He Ain't Heavy

Warnings: Various season spoilers. Big brother!Dean, Protective!Dean, Hurt!Sam

Dean was four years old the first time he held his little brother in his arms. He sat beside his dad, pillowed against his side, arms cradled, while his mom placed the tiny little baby in his arms. Sam was wiggly, his skin was a weird color of white, and he smelled, but the first time he smiled was when he laid in Dean's arms.

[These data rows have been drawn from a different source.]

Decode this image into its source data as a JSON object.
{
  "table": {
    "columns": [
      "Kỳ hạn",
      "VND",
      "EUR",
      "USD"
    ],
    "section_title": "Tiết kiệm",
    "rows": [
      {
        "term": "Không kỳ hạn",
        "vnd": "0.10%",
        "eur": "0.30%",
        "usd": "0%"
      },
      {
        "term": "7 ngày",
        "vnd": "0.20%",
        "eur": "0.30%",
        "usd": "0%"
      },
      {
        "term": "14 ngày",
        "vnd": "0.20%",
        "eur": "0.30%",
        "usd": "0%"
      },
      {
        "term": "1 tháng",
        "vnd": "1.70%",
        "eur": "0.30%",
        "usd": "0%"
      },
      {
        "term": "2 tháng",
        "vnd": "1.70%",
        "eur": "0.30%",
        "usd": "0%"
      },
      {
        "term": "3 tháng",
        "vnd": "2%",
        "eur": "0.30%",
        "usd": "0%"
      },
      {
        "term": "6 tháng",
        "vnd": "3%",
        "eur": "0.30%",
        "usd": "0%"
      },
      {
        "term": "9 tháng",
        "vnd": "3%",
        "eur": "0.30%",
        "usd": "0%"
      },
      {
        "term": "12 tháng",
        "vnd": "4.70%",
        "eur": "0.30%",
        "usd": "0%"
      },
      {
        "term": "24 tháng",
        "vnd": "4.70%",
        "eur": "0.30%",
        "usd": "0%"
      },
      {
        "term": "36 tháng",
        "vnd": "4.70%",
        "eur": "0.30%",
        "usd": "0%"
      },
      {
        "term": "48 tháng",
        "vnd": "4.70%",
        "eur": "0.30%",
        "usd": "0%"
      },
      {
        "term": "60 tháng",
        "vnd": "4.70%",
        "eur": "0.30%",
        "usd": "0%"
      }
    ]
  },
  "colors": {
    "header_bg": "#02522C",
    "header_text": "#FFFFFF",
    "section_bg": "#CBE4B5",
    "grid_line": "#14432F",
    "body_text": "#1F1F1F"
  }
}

Dean took pride in the fact that he could make his baby brother smile almost any time he was upset, except when he was stinky and mom or dad had to change him.

Dean took full responsibility for holding Sam as much as he could to make him smile, including the nights after the fire when Sam would just cry and cry.

Sam would stay in Dean's arms for a long time, until he was about four and John decided that Sam was too big to be carried around by his brother like a baby. So Dean didn't do it again, at least, not in front of his dad, until Sam was thirteen.

They were on a hunt for what John had believed was a wendigo or something along those lines, but Sam had argued that it wasn't. All signs had pointed to a Sasquatch, which usually didn't bother humans unless they bothered it. Which, some dumb deer hunters had done. And soon, so were the Winchesters. Dean wanted to laugh at his dad, tell him that Sam was right and Big Foot was just pissed off, but the creature swung a branch that hit Sam, knocking him against a tree and knocking him out. After trying to get him to wake up, Dean picked his brother up in his arms and cradled him against his chest. He was starting to grow, with a little more muscle than the little toddler that Dean used to heft around, but Dean was prepared to carry him back to the car.

Dean didn't have to cradle Sam again for a long, long time. He cradled his face in his hands, wiping blood from his eyes. He held onto Sam's arms when the headaches from visions became too much. But it was that rainy night in Cold Oak that Dean held his very tall baby brother in his arms as he drew his last breath and slipped away from him. And when Dean sold his soul for him, he was able to hold his brother again, living and breathing.

Times came and went and walls were built up between Sam and Dean. Hurtful things were said, backs were stabbed, and lives were lost. Dean watched as Sam fell into hell and all he had left to remember him by was his duffle bag of clothes in the back seat of the Impala. This wasn't something that he could hold Sam through and make everything better.

Things continued on with many speed bumps and potholes. Souls lost and gained, shots fired, hunters becoming the hunted, on and on. Mary came back into their lives and was greeted not by a four-year-old boy and his tiny baby brother, but a forty-year-old man and his not so tiny but still little brother. And when they followed her into the alternate universe to save her and Jack, Dean had a feeling things weren't going their way. Especially when he was forced to watch as Sam got his throat ripped out. Dean tried to go to him, to see him, but Cas stopped him, telling him he didn't have time.

Dean walked along with the rest of the group in silence. He didn't get to hold his baby brother in his final moments.